Vawdrey no sospechaba ninguna precaución tal, ni siquiera cuando Blanche Adney le preguntó si había visto ya su tercer acto, pregunta en la que introdujo una sutileza de las suyas. Ella tenía la teoría de que él iba a escribirle una obra, y de que la heroína, si él cumplía con su deber, sería el papel que ella inmemorialmente había deseado. Tenía cuarenta años (lo que no podía constituir un secreto para quienes la habían admirado desde el principio), y ahora estaba en condiciones de extender la mano y tocar su meta más lejana. Esto confería una especie de trágica pasión —perfecta actriz de comedia como era— a su deseo de no perderse lo grande. Los años habían transcurrido y seguía perdiéndoselo; ninguna de las cosas que había hecho era aquello con lo que había soñado, de modo que en ese momento no había más tiempo que perder. Esto era el cancro en la rosa, el dolor bajo la sonrisa. La hacía conmovedora, hacía que su tristeza fuera aún más dulce que su risa. Había hecho lo inglés antiguo y lo francés nuevo, y había cautivado a su generación; pero era acosada por la imagen de una oportunidad mayor, de algo más auténtico para las condiciones que se daban a su alrededor. Estaba harta de Sheridan y odiaba a Bowdler; pedía un lienzo de un grano más fino. Lo peor de ello, a mi entender, era que nunca extraería su comedia moderna del gran novelista maduro, quien era tan incapaz de producirla como de enhebrar una aguja. Ella lo mimaba, le hablaba, le hacía el amor, como ella proclamaba sinceramente; pero sólo se hacía ilusiones, tendría que vivir y morir con Bowdler.
Es difícil ser breve al hablar de esta encantadora mujer, que era bella sin belleza y completa con una docena de deficiencias. La perspectiva del escenario la renovaba, y en sociedad era como el modelo fuera del pedestal. Era el cuadro en movimiento, lo que, para la mente social simple, constituía una sorpresa perpetua, un milagro. La gente creía que les decía los secretos de la naturaleza pictórica, y a cambio de eso ellos le ofrecían relajación y té. Ella no les decía nada y se bebía el té; pero de todos modos ellos se llevaban lo mejor del trato. Vawdrey se encontraba en verdad trabajando en una obra; pero si la había comenzado porque ella le gustaba, creo que la seguía arrastrando por la misma razón. Secretamente sentía la atroz dificultad, sabía que de su mano la pieza acabada no habría recibido vida activa. Al mismo tiempo, nada podía ser más agradable que el tener abierta dicha cuestión con Blanche Adney, y de vez en cuando ponía en la obra algo muy bueno. Si engañaba a Mrs. Adney, era sólo porque en su desesperanza ella estaba decidida a ser engañada. A su pregunta sobre el tercer acto él replicó que antes de la cena había escrito un pasaje magnífico.
—¿Antes de la cena? —dije—. ¡Pero cher maïtre, antes de la cena nos tuvo embelesados en la terraza.
Mis palabras eran una broma porque creí que las suyas lo habían sido; pero por prinera vez, que yo recordara, percibí cierta confusión en su faz. Me miró con dureza, echando la cabeza hacia atrás rápidamente, algo así como un caballo que ha sido sofrenado.
—Oh, fue antes de eso —replicó con naturalidad suficiente.
—Antes de eso estuvo usted jugando al billar conmigo —indicó Lord Mellifont.

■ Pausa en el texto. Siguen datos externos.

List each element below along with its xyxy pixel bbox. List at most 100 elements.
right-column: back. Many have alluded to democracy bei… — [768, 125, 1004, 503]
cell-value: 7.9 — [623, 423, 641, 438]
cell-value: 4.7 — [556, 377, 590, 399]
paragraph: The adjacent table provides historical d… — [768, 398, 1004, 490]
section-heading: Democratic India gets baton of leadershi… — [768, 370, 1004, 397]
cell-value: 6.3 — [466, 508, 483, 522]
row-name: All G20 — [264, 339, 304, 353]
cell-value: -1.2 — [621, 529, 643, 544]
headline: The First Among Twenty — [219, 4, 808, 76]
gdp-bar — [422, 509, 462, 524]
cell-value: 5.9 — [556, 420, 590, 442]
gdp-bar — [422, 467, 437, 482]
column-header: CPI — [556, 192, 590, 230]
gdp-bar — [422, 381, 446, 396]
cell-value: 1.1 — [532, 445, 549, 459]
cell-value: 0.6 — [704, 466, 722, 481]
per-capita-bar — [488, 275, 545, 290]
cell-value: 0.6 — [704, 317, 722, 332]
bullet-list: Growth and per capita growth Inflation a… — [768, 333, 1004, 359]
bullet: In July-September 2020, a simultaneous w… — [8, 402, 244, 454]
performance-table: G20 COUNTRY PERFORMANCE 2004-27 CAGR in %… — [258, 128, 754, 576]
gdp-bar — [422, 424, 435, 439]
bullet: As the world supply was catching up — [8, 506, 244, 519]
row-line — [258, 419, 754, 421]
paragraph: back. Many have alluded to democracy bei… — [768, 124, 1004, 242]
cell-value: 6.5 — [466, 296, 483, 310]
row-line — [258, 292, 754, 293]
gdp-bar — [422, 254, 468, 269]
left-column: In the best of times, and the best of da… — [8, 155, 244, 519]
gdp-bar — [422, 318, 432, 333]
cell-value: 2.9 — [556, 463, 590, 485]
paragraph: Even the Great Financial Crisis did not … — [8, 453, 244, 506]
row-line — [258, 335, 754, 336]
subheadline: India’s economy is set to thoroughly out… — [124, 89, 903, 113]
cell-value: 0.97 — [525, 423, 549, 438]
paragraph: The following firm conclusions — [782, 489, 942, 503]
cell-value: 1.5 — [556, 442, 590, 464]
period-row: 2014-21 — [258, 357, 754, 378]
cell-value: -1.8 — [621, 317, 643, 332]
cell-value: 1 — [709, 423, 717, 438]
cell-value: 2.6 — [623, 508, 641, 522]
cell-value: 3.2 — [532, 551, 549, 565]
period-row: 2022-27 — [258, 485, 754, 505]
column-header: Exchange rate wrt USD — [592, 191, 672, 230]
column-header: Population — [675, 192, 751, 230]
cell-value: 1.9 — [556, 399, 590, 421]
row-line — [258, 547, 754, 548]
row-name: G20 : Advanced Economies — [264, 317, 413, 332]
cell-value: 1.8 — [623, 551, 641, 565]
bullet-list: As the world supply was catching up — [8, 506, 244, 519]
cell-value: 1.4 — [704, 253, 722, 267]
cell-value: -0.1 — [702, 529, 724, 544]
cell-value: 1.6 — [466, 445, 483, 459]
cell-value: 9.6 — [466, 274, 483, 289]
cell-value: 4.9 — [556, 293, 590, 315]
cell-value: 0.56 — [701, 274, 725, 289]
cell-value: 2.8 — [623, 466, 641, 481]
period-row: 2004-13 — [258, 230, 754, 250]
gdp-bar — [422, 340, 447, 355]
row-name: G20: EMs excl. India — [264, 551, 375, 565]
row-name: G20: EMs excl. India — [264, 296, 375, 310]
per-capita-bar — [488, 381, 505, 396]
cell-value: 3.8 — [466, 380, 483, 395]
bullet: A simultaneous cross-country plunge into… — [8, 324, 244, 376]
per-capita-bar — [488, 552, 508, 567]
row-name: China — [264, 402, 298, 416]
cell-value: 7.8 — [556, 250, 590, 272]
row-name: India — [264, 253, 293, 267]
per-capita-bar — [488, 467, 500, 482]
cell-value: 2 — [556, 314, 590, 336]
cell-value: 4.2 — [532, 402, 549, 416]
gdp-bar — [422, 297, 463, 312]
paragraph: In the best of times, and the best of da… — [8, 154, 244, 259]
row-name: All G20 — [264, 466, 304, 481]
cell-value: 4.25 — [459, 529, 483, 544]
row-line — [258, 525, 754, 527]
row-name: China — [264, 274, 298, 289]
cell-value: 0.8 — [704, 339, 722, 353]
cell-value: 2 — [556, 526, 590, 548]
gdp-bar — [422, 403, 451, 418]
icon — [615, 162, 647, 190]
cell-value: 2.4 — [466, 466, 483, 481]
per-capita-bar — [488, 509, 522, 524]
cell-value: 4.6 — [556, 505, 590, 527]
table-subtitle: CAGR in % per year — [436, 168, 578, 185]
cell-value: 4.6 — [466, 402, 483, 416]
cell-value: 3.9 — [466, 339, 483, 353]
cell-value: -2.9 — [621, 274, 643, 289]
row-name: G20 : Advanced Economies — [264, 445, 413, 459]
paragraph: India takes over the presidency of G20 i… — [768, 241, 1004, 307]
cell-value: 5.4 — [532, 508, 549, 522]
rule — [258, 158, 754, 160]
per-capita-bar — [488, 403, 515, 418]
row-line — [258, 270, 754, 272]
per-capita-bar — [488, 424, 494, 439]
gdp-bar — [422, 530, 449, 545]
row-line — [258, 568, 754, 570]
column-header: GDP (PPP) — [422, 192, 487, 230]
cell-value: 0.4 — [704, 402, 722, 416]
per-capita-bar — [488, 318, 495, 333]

—Entonces debió de ser ayer —dijo Vawdrey. Pero se encontraba en un apuro.
—Esta mañana me dijo usted que ayer no hizo nada —objetó la actriz.
—Creo que realmente no sé cuándo hago las cosas.
Vawdrey miró vagamente, sin servirse, a una fuente que se le ofreció.
—Basta con que lo sepamos nosotros —sonrió Lord Mellifont.
—No creo que haya escrito ni una línea —dijo Blanche Adney.
—Creo que podría repetirle la escena.
Vawdrey se sirvió haricots verts.
—¡Oh, hágalo, hágalo! —exclamamos dos o tres.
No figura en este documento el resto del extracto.